Hashimoto et al. (2005) genotyped 171 patients with bipolar disorder (125480), 329 patients with major depressive disorder, and 351 controls, all of whom were Japanese, for 11 SNPs in the breakpoint cluster region gene (BCR; 151410) on chromosome 22q11, and found significant association with major depression for 6 polymorphisms.

Other Associations

Nash et al. (2004) sought to identify genetic variants associated with liability to depression and anxiety (607834) in a large community-based sample of 34,371 individuals. A composite index of liability (G) was constructed and used to select a smaller but statistically powerful sample for DNA collection (757 individuals, 297 sibships). These individuals were genotyped with more than 400 microsatellite markers. Linkage analysis revealed 2 potential quantitative trait loci (QTL): 1 on chromosome 1p (lod = 2.2) around 64 cM near D1S2892 and another on chromosome 6p (lod = 2.7) around 47 cM near D6S1610. The authors further noted that these QTLs might have sex-limited effects.

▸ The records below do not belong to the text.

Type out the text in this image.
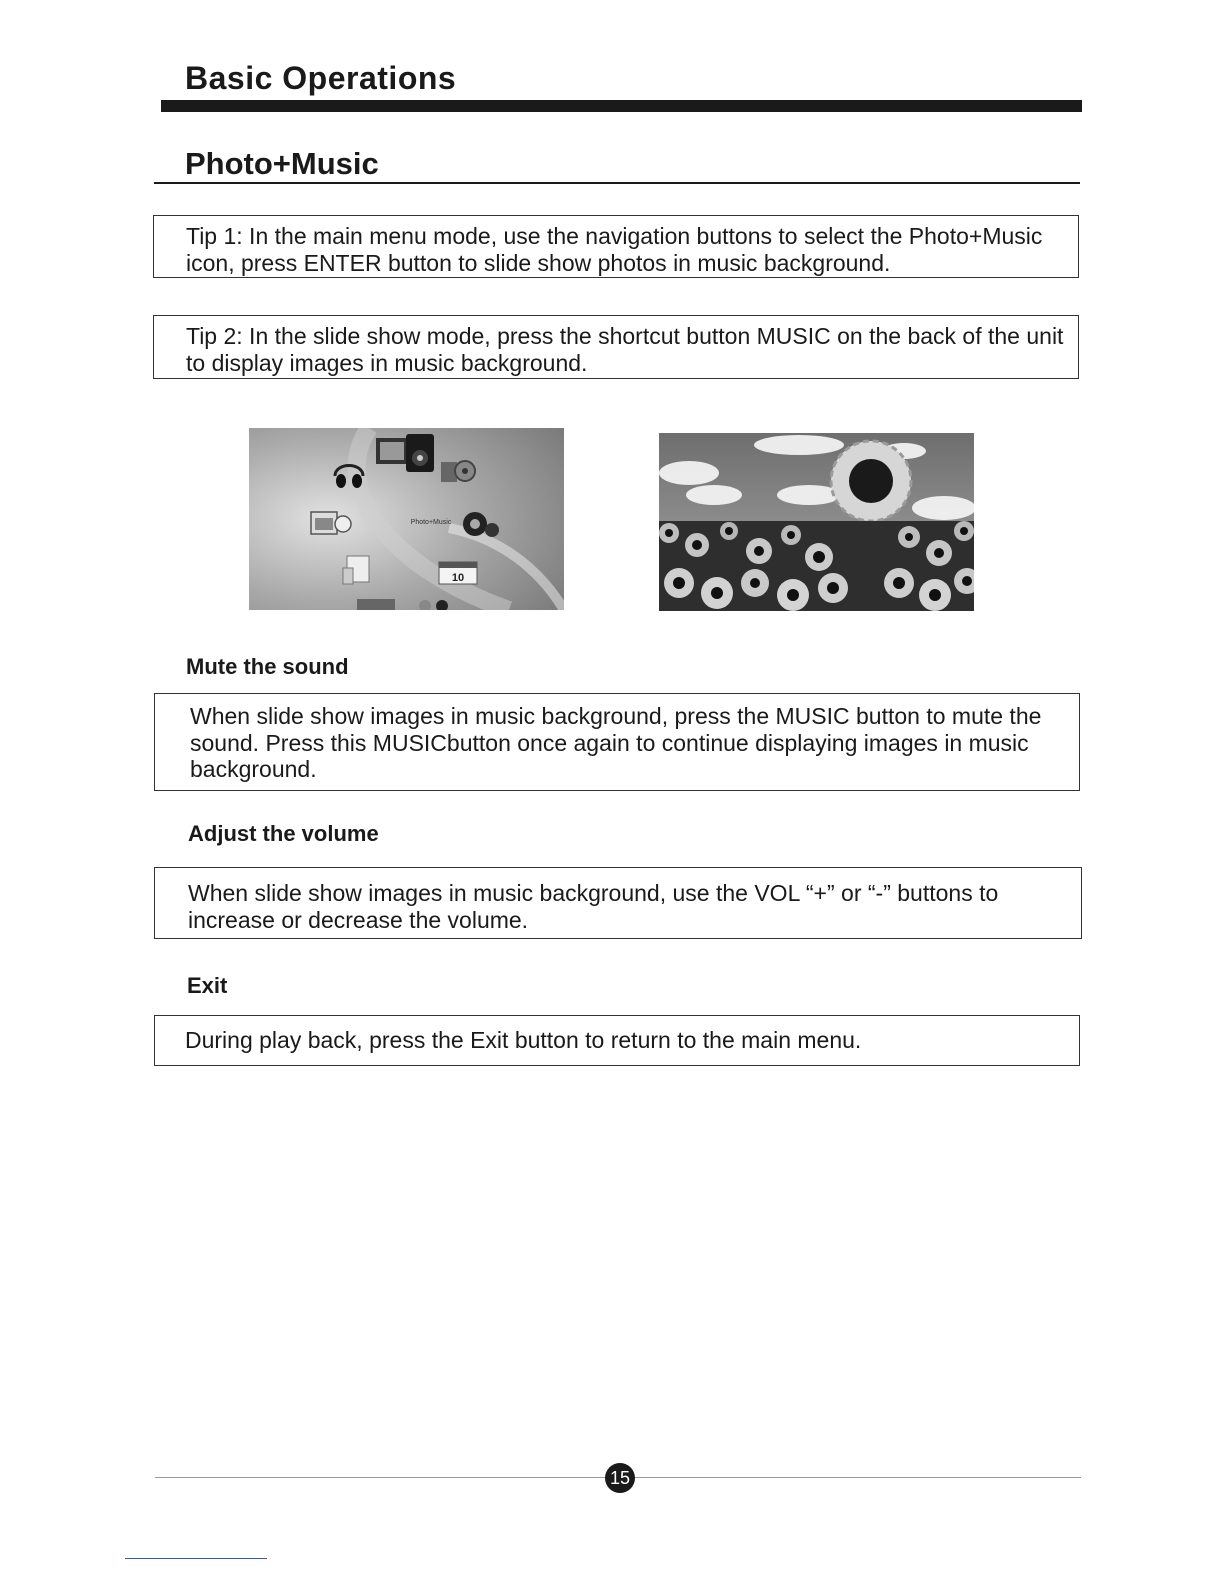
Basic Operations
Photo+Music

Tip 1: In the main menu mode, use the navigation buttons to select the Photo+Music icon, press ENTER button to slide show photos in music background.

Tip 2: In the slide show mode, press the shortcut button MUSIC on the back of the unit to display images in music background.

Photo+Music
10
Mute the sound

When slide show images in music background, press the MUSIC button to mute the sound. Press this MUSICbutton once again to continue displaying images in music background.

Adjust the volume

When slide show images in music background, use the VOL “+” or “-” buttons to increase or decrease the volume.

Exit

During play back, press the Exit button to return to the main menu.

15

For a discussion of a possible association between seasonal affective disorder and variation in the PER3 gene, see 603427.0001 and FASPS3 (616882).

Reviews

Kato (2007) reviewed molecular genetic findings on bipolar disorder and major depression from 2004 to 2006.

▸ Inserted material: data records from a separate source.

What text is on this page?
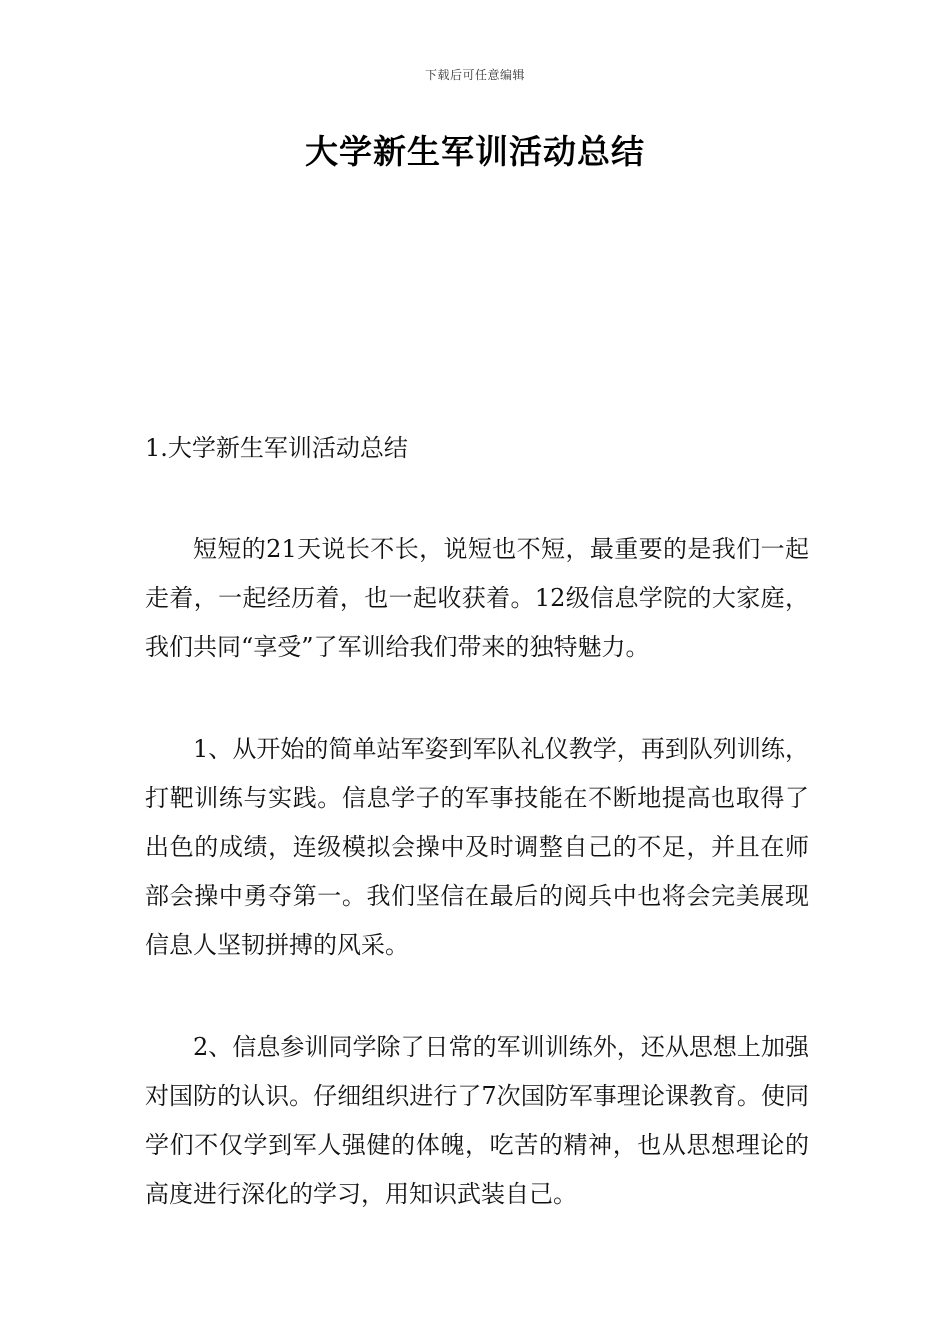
下载后可任意编辑
大学新生军训活动总结
1.大学新生军训活动总结

短短的21天说长不长，说短也不短，最重要的是我们一起走着，一起经历着，也一起收获着。12级信息学院的大家庭，我们共同“享受”了军训给我们带来的独特魅力。

1、从开始的简单站军姿到军队礼仪教学，再到队列训练，打靶训练与实践。信息学子的军事技能在不断地提高也取得了出色的成绩，连级模拟会操中及时调整自己的不足，并且在师部会操中勇夺第一。我们坚信在最后的阅兵中也将会完美展现信息人坚韧拼搏的风采。

2、信息参训同学除了日常的军训训练外，还从思想上加强对国防的认识。仔细组织进行了7次国防军事理论课教育。使同学们不仅学到军人强健的体魄，吃苦的精神，也从思想理论的高度进行深化的学习，用知识武装自己。
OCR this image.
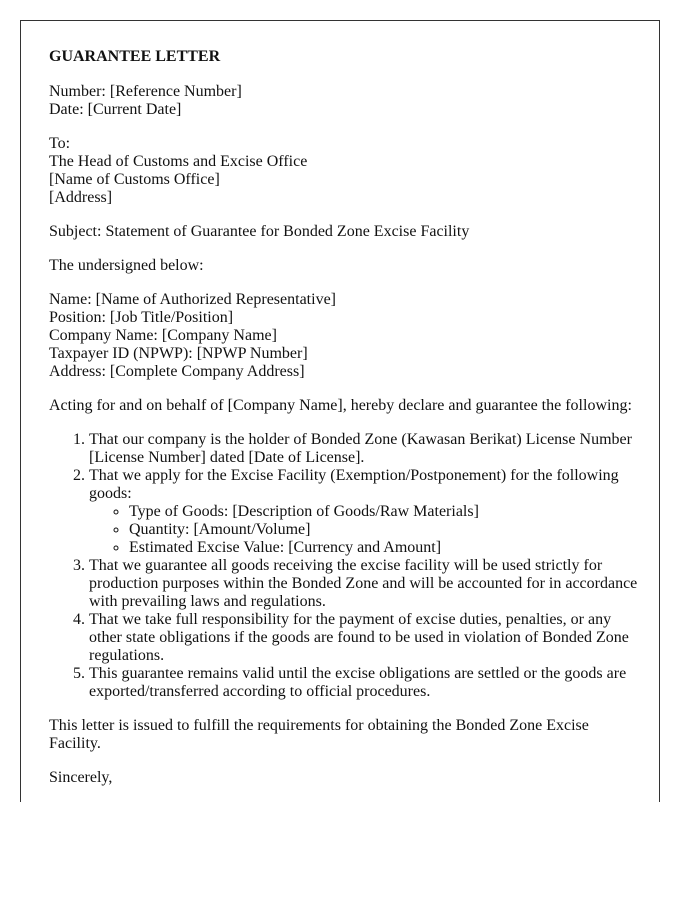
GUARANTEE LETTER

Number: [Reference Number]
Date: [Current Date]

To:
The Head of Customs and Excise Office
[Name of Customs Office]
[Address]

Subject: Statement of Guarantee for Bonded Zone Excise Facility

The undersigned below:

Name: [Name of Authorized Representative]
Position: [Job Title/Position]
Company Name: [Company Name]
Taxpayer ID (NPWP): [NPWP Number]
Address: [Complete Company Address]

Acting for and on behalf of [Company Name], hereby declare and guarantee the following:

1. That our company is the holder of Bonded Zone (Kawasan Berikat) License Number [License Number] dated [Date of License].
2. That we apply for the Excise Facility (Exemption/Postponement) for the following goods:
◦ Type of Goods: [Description of Goods/Raw Materials]
◦ Quantity: [Amount/Volume]
◦ Estimated Excise Value: [Currency and Amount]
3. That we guarantee all goods receiving the excise facility will be used strictly for production purposes within the Bonded Zone and will be accounted for in accordance with prevailing laws and regulations.
4. That we take full responsibility for the payment of excise duties, penalties, or any other state obligations if the goods are found to be used in violation of Bonded Zone regulations.
5. This guarantee remains valid until the excise obligations are settled or the goods are exported/transferred according to official procedures.

This letter is issued to fulfill the requirements for obtaining the Bonded Zone Excise Facility.

Sincerely,
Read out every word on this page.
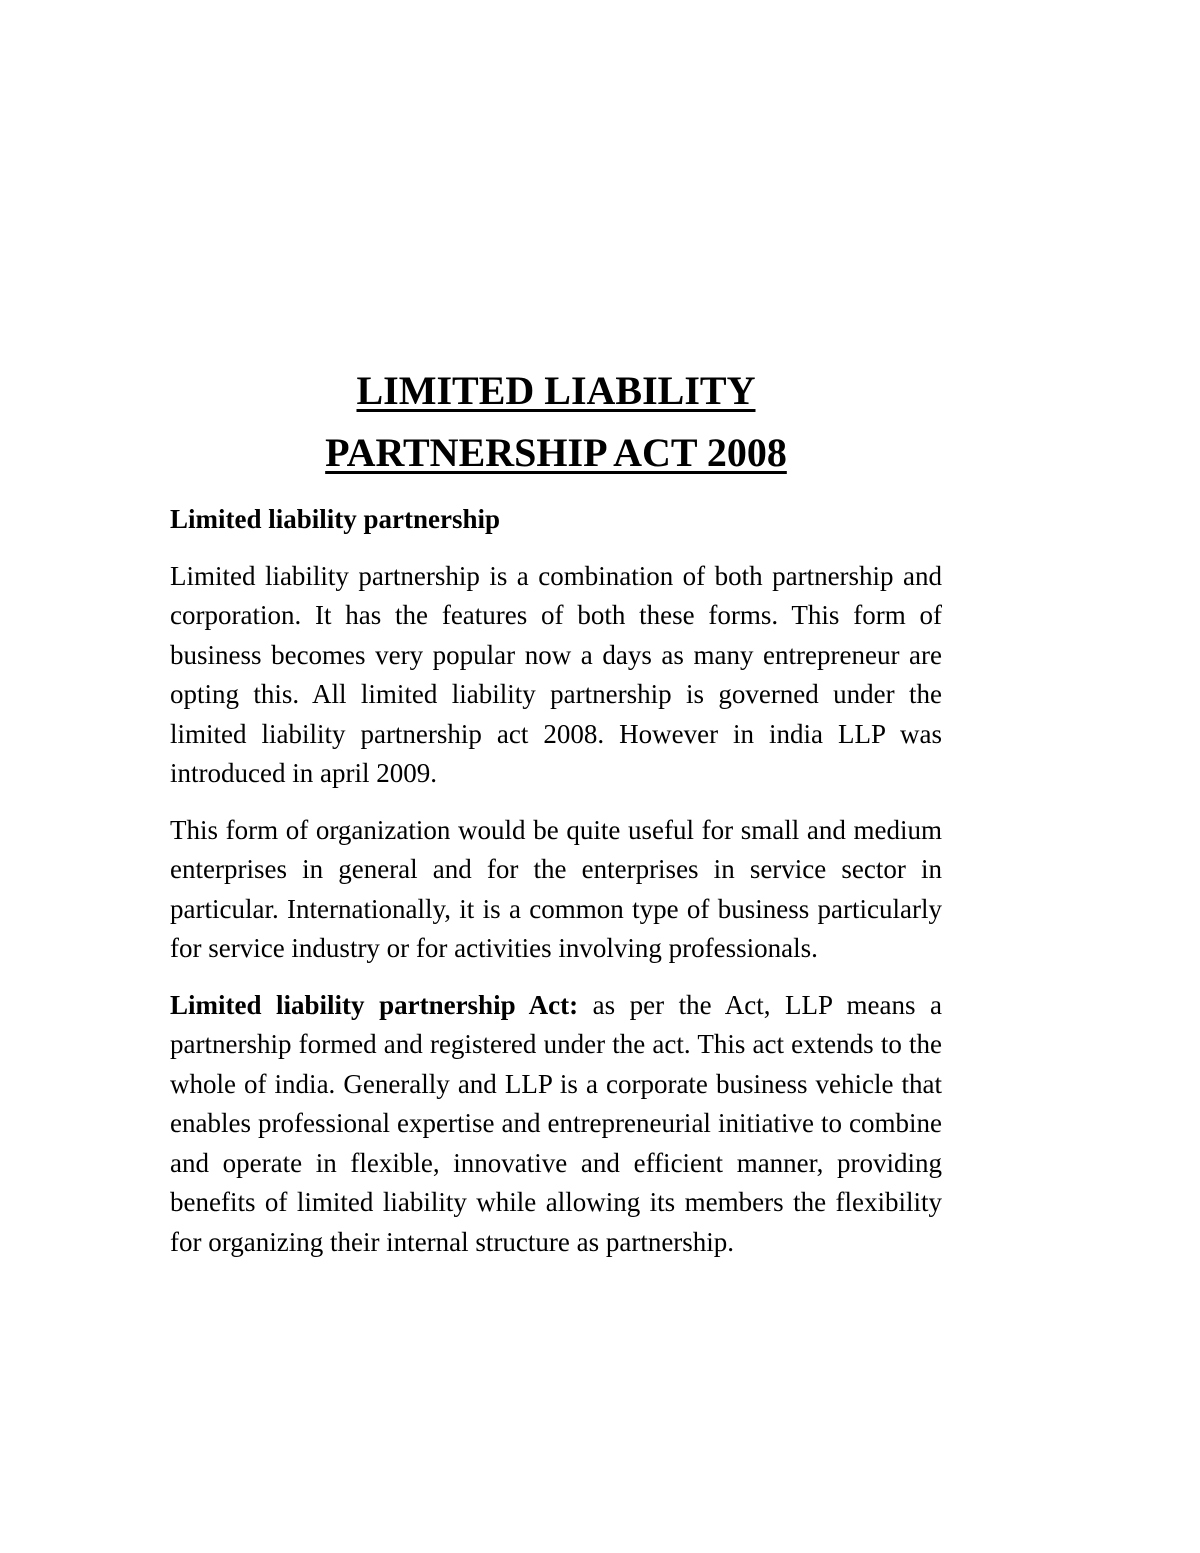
LIMITED LIABILITY
PARTNERSHIP ACT 2008

Limited liability partnership

Limited liability partnership is a combination of both partnership and corporation. It has the features of both these forms. This form of business becomes very popular now a days as many entrepreneur are opting this. All limited liability partnership is governed under the limited liability partnership act 2008. However in india LLP was introduced in april 2009.

This form of organization would be quite useful for small and medium enterprises in general and for the enterprises in service sector in particular. Internationally, it is a common type of business particularly for service industry or for activities involving professionals.

Limited liability partnership Act: as per the Act, LLP means a partnership formed and registered under the act. This act extends to the whole of india. Generally and LLP is a corporate business vehicle that enables professional expertise and entrepreneurial initiative to combine and operate in flexible, innovative and efficient manner, providing benefits of limited liability while allowing its members the flexibility for organizing their internal structure as partnership.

Malkesman et al. (2006) examined whether existing genetic animal models of depression in adult rats were also valid in prepubertal rats. Specifically they studied the Flinders Sensitivity Line and their controls (Sprague-Dawley); and the Wistar Kyoto line and their controls (Wistar) to test the hypothesis that male prepubertal animal models would show increased swim test immobility and different patterns of social play as well as different basal plasma levels of corticosteroid and ACTH compared to control rats. Prepubertal Flinders and Wistar Kyoto rats exhibited significantly longer duration of immobility than control rats in the swim test. Flinders rats demonstrated significantly higher levels of social play behaviors and lower levels of corticosterone and ACTH compared with controls, whereas Wistar Kyoto rats demonstrated significantly lower levels of social play behaviors and higher plasma levels of corticosterone and ACTH compound. Malkesman et al. (2006) suggested that prepubertal Flinders Sensitivity Line and Wistar Kyoto rats are both putative genetic animal models for childhood depression but exhibit separate patterns and symptoms of the disorder.